Martech complexity is not a technology problem; it’s a planning problem. To solve it, marketing leaders must replace tool-first thinking with a data-driven approach to strategy, governance and consolidation. Here is a new blueprint, one rooted in simplification rather than expansion.
To meaningfully address martech complexity, we must first strip away the vague terminology that often clouds conversations in this space. Words like “integration,” “automation” or even “stack” are thrown around so often that their operational implications are rarely questioned. Clarifying these terms is essential to identify what is failing and why.
Understanding Martech Complexity
Martech complexity refers to the systemic difficulty organizations face in managing, integrating and extracting value from their marketing technology investments. This complexity stems from overlapping functionality, incompatible data structures, inconsistent governance and the human limitations of teams tasked with managing sprawling digital ecosystems. Complexity grows as organizations scale without clear architectural plans or cross-functional ownership.
What Drives Martech Complexity?
One clear manifestation of that complexity is tool sprawl. Research from ZoomInfo indicates the average organization uses about 75 different martech tools, despite there being over 8,000 available in the marketplace. Two-thirds of marketers say they use 16 or more tools, often for overlapping functions like email, content management, analytics and segmentation. These redundancies generate friction such as inconsistent workflows, duplicate data sets and steep learning curves that slow down execution.
The Human Factor: Skills Gaps and Underutilization
Another challenge is underutilization, which highlights the gap between potential and actual value. Gartner reports that only one-third of martech capabilities are being used today, down dramatically from previous years.
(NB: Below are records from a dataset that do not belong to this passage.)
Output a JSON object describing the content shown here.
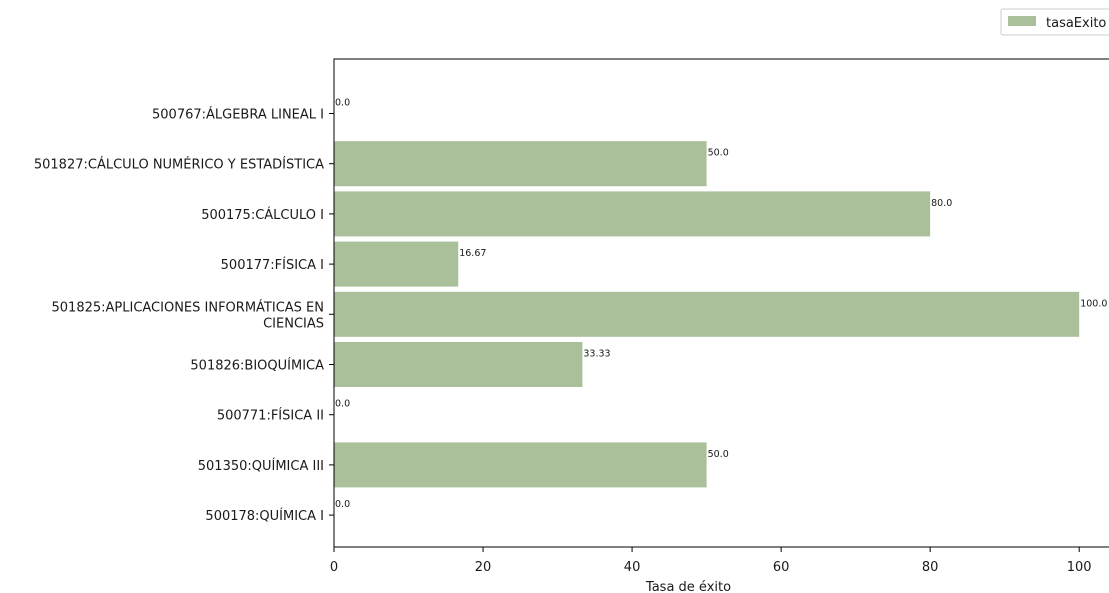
{
  "chart_data": {
    "type": "bar",
    "orientation": "horizontal",
    "categories": [
      "500767:ÁLGEBRA LINEAL I",
      "501827:CÁLCULO NUMÉRICO Y ESTADÍSTICA",
      "500175:CÁLCULO I",
      "500177:FÍSICA I",
      "501825:APLICACIONES INFORMÁTICAS EN CIENCIAS",
      "501826:BIOQUÍMICA",
      "500771:FÍSICA II",
      "501350:QUÍMICA III",
      "500178:QUÍMICA I"
    ],
    "category_lines": [
      [
        "500767:ÁLGEBRA LINEAL I"
      ],
      [
        "501827:CÁLCULO NUMÉRICO Y ESTADÍSTICA"
      ],
      [
        "500175:CÁLCULO I"
      ],
      [
        "500177:FÍSICA I"
      ],
      [
        "501825:APLICACIONES INFORMÁTICAS EN",
        "CIENCIAS"
      ],
      [
        "501826:BIOQUÍMICA"
      ],
      [
        "500771:FÍSICA II"
      ],
      [
        "501350:QUÍMICA III"
      ],
      [
        "500178:QUÍMICA I"
      ]
    ],
    "series": [
      {
        "name": "tasaExito",
        "values": [
          0.0,
          50.0,
          80.0,
          16.67,
          100.0,
          33.33,
          0.0,
          50.0,
          0.0
        ],
        "value_labels": [
          "0.0",
          "50.0",
          "80.0",
          "16.67",
          "100.0",
          "33.33",
          "0.0",
          "50.0",
          "0.0"
        ]
      }
    ],
    "xlabel": "Tasa de éxito",
    "ylabel": "",
    "xlim": [
      0,
      104
    ],
    "xticks": [
      0,
      20,
      40,
      60,
      80,
      100
    ],
    "grid": false,
    "legend": "top-right",
    "color": "#a9c09b"
  }
}
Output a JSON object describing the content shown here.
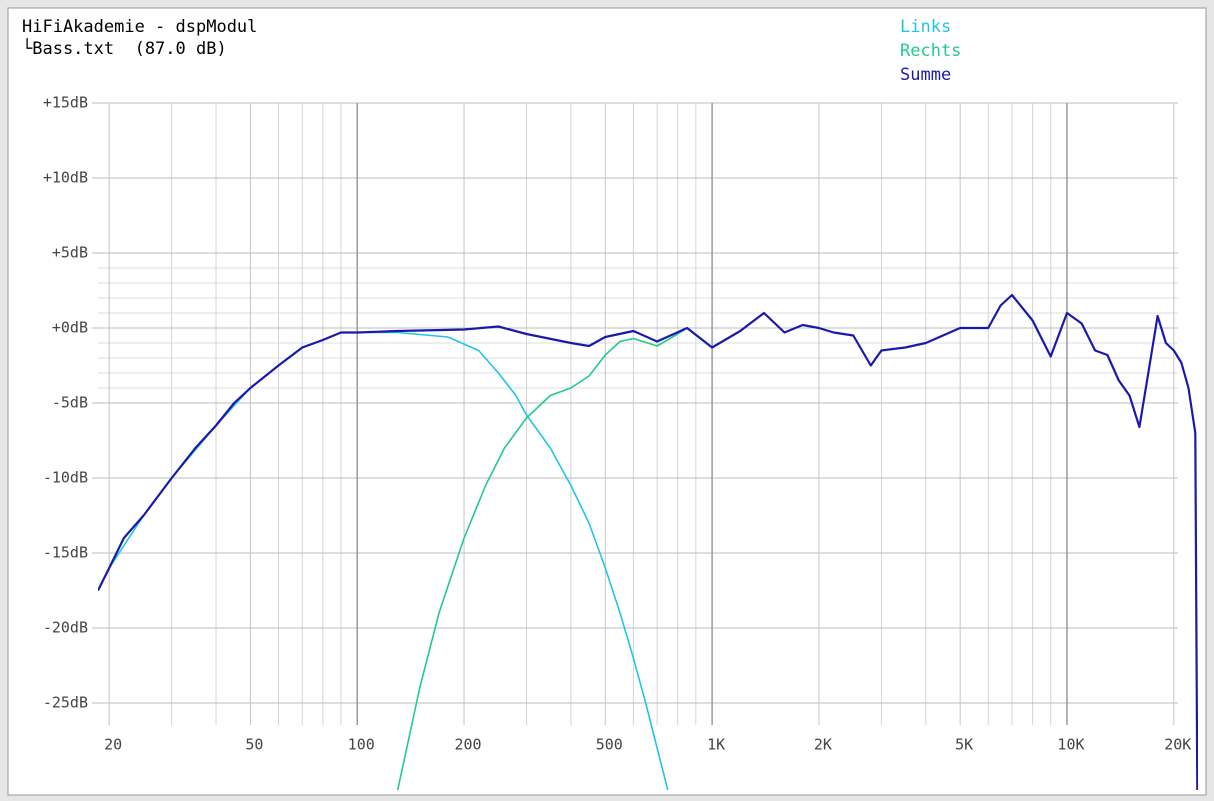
{
  "chart_data": {
    "type": "line",
    "title": "HiFiAkademie - dspModul",
    "subtitle": "└Bass.txt  (87.0 dB)",
    "xscale": "log",
    "xlim": [
      18.6,
      23400
    ],
    "ylim": [
      -30.8,
      15
    ],
    "xticks": [
      20,
      50,
      100,
      200,
      500,
      {
        "value": 1000,
        "label": "1K"
      },
      {
        "value": 2000,
        "label": "2K"
      },
      {
        "value": 5000,
        "label": "5K"
      },
      {
        "value": 10000,
        "label": "10K"
      },
      {
        "value": 20000,
        "label": "20K"
      }
    ],
    "x_minor_ticks": [
      30,
      40,
      60,
      70,
      80,
      90,
      300,
      400,
      600,
      700,
      800,
      900,
      3000,
      4000,
      6000,
      7000,
      8000,
      9000
    ],
    "yticks": [
      {
        "value": 15,
        "label": "+15dB"
      },
      {
        "value": 10,
        "label": "+10dB"
      },
      {
        "value": 5,
        "label": "+5dB"
      },
      {
        "value": 0,
        "label": "+0dB"
      },
      {
        "value": -5,
        "label": "-5dB"
      },
      {
        "value": -10,
        "label": "-10dB"
      },
      {
        "value": -15,
        "label": "-15dB"
      },
      {
        "value": -20,
        "label": "-20dB"
      },
      {
        "value": -25,
        "label": "-25dB"
      }
    ],
    "y_minor_ticks": [
      4,
      3,
      2,
      1,
      -1,
      -2,
      -3,
      -4
    ],
    "grid": true,
    "legend": "top-right",
    "series": [
      {
        "name": "Links",
        "color": "#22c4ea",
        "x": [
          18.6,
          20,
          25,
          30,
          40,
          50,
          60,
          70,
          80,
          90,
          100,
          130,
          180,
          220,
          250,
          280,
          300,
          350,
          400,
          450,
          500,
          550,
          600,
          650,
          700,
          750
        ],
        "values": [
          -17.5,
          -16,
          -12.5,
          -10,
          -6.5,
          -4,
          -2.5,
          -1.3,
          -0.8,
          -0.3,
          -0.3,
          -0.3,
          -0.6,
          -1.5,
          -3,
          -4.5,
          -5.8,
          -8,
          -10.5,
          -13,
          -16,
          -19,
          -22,
          -25,
          -28,
          -30.8
        ]
      },
      {
        "name": "Rechts",
        "color": "#22cc88",
        "x": [
          130,
          150,
          170,
          200,
          230,
          260,
          300,
          350,
          400,
          450,
          500,
          550,
          600,
          700,
          800,
          850,
          1000
        ],
        "values": [
          -30.8,
          -24,
          -19,
          -14,
          -10.5,
          -8,
          -6,
          -4.5,
          -4,
          -3.2,
          -1.8,
          -0.9,
          -0.7,
          -1.2,
          -0.4,
          0,
          -1.3
        ]
      },
      {
        "name": "Summe",
        "color": "#1a1aaa",
        "x": [
          18.6,
          20,
          22,
          25,
          30,
          35,
          40,
          45,
          50,
          60,
          70,
          80,
          90,
          100,
          130,
          200,
          250,
          300,
          400,
          450,
          500,
          600,
          700,
          850,
          1000,
          1200,
          1400,
          1600,
          1800,
          2000,
          2200,
          2500,
          2800,
          3000,
          3500,
          4000,
          5000,
          6000,
          6500,
          7000,
          8000,
          9000,
          10000,
          11000,
          12000,
          13000,
          14000,
          15000,
          16000,
          17000,
          18000,
          19000,
          20000,
          21000,
          22000,
          23000,
          23300
        ],
        "values": [
          -17.5,
          -16,
          -14,
          -12.5,
          -10,
          -8,
          -6.5,
          -5,
          -4,
          -2.5,
          -1.3,
          -0.8,
          -0.3,
          -0.3,
          -0.2,
          -0.1,
          0.1,
          -0.4,
          -1,
          -1.2,
          -0.6,
          -0.2,
          -0.9,
          0,
          -1.3,
          -0.2,
          1,
          -0.3,
          0.2,
          0,
          -0.3,
          -0.5,
          -2.5,
          -1.5,
          -1.3,
          -1,
          0,
          0,
          1.5,
          2.2,
          0.5,
          -1.9,
          1,
          0.3,
          -1.5,
          -1.8,
          -3.5,
          -4.5,
          -6.6,
          -2.8,
          0.8,
          -1,
          -1.5,
          -2.3,
          -4,
          -7,
          -30.8
        ]
      }
    ]
  }
}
This represents a concerning trend that has persisted for multiple consecutive years, with utilization rates dropping from 58% in 2020 to 42% in 2022, and finally to the current 33% level. The problem is not that the tools lack power. It’s that organizations lack the infrastructure, proficiencies, governance and integration to make use of them.
Data fragmentation compounds the challenge even further. As tools multiply, they create isolated data environments that inhibit unified measurement and personalization. When multiple platforms monitor the same customer or campaign activity, they often produce conflicting insights. According to one report, 70% of marketers say identifying audiences across touchpoints has become harder than ever. Fragmentation directly undermines the purpose of martech, which is to build a coherent customer view across the journey.
A Final Note on Organizational Readiness
A final factor is the skills gap, a huge structural barrier. Research findings confirm that nearly 64% of organizations acknowledge a significant lack of internal marketing technology, data, or marketing operations expertise. This statistic emerges from multiple industry studies examining the critical skills gap plaguing the marketing technology sector.
According to a comprehensive study by Mirum, 64% of marketers believe a lack of internal skills represents the major hurdle for marketing technology growth in organizations.